FOOTBALL A l'issue de la défaite (2-1) à Nantes vendredi soir, le président lyonnais et son coach Bruno Genesio ont démenti qu'il y avait eu des «bagarres» entre plusieurs joueurs jeudi

David Phelippeau

— 

Depay a remplacé Tousart, blessé à la 33e.
Depay a remplacé Tousart, blessé à la 33e. — SEBASTIEN SALOM GOMIS / AFP

Dès le coup de sifflet final et la troisième défaite (2-1) de suite entérinée face à Nantes, le président Jean-Michel Aulas s’est précipité pour démentir l’information de Canal + selon laquelle des bagarres avaient eu lieu à l’entraînement jeudi d’une part entre Fékir et Marcelo et d’autre part entre Depay et Mendy.

« Mendy n’était même pas à l’entraînement, a expliqué le président lyonnais, en zone mixte. Il n’y a pas eu d’altercation. » Avant de reconnaître : « Il y a de la tension et heureusement car s’il n’y avait pas de tension ça voudrait dire que les joueurs s’en foutraient. On peut regretter qu’il n’y ait pas l’ambiance qu’on a connue certaines années. Il faut qu’on se remette en cause, et moi le premier. »
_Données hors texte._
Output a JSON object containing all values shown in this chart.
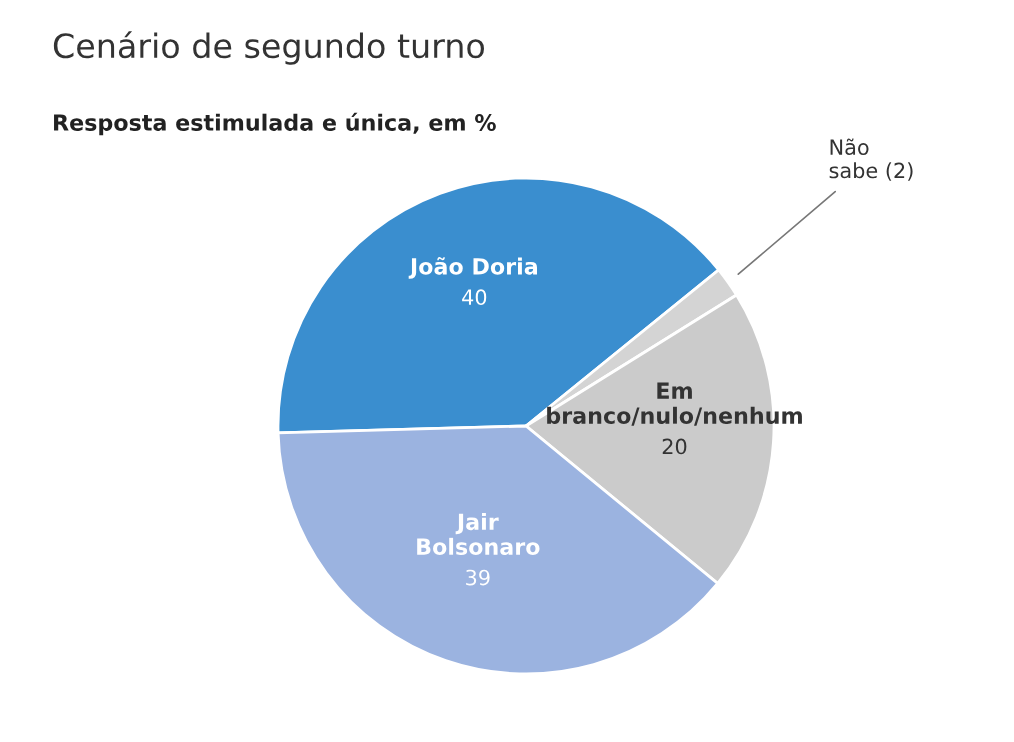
{
  "chart_data": {
    "type": "pie",
    "title": "Cenário de segundo turno",
    "subtitle": "Resposta estimulada e única, em %",
    "categories": [
      "João Doria",
      "Não\nsabe",
      "Em\nbranco/nulo/nenhum",
      "Jair\nBolsonaro"
    ],
    "values": [
      40,
      2,
      20,
      39
    ],
    "value_labels": [
      "40",
      "(2)",
      "20",
      "39"
    ],
    "colors": [
      "#3a8ecf",
      "#d4d4d4",
      "#cbcbcb",
      "#9bb3e0"
    ],
    "legend": false
  }
}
Anthony Lopes gêné sur ce sujet

Même démenti du côté de l’entraîneur Bruno Genesio : « Il y a un jour cité [Mendy] dans cette pseudo-altercation qui ne s’entraînait même pas avec nous jeudi car il est blessé. Il n’y a eu aucune altercation cette semaine. » Le gardien de but Anthony Lopes – un des rares à s’être arrêté devant la presse – n’a pas souhaité faire de commentaires sur cette supposée bagarre. « Non, je n’ai rien à dire là-dessus », a-t-il lancé, un peu embarrassé. Sans confirmer, ni démentir.

En attendant, le fait que Bruno Genesio fasse le choix fort de laisser sur le banc au coup d’envoi trois des quatre protagonistes (Fekir, Marcelo et Depay) de la supposée altercation peut sous-entendre que la semaine a bel et bien été agitée dans le vestiaire lyonnais.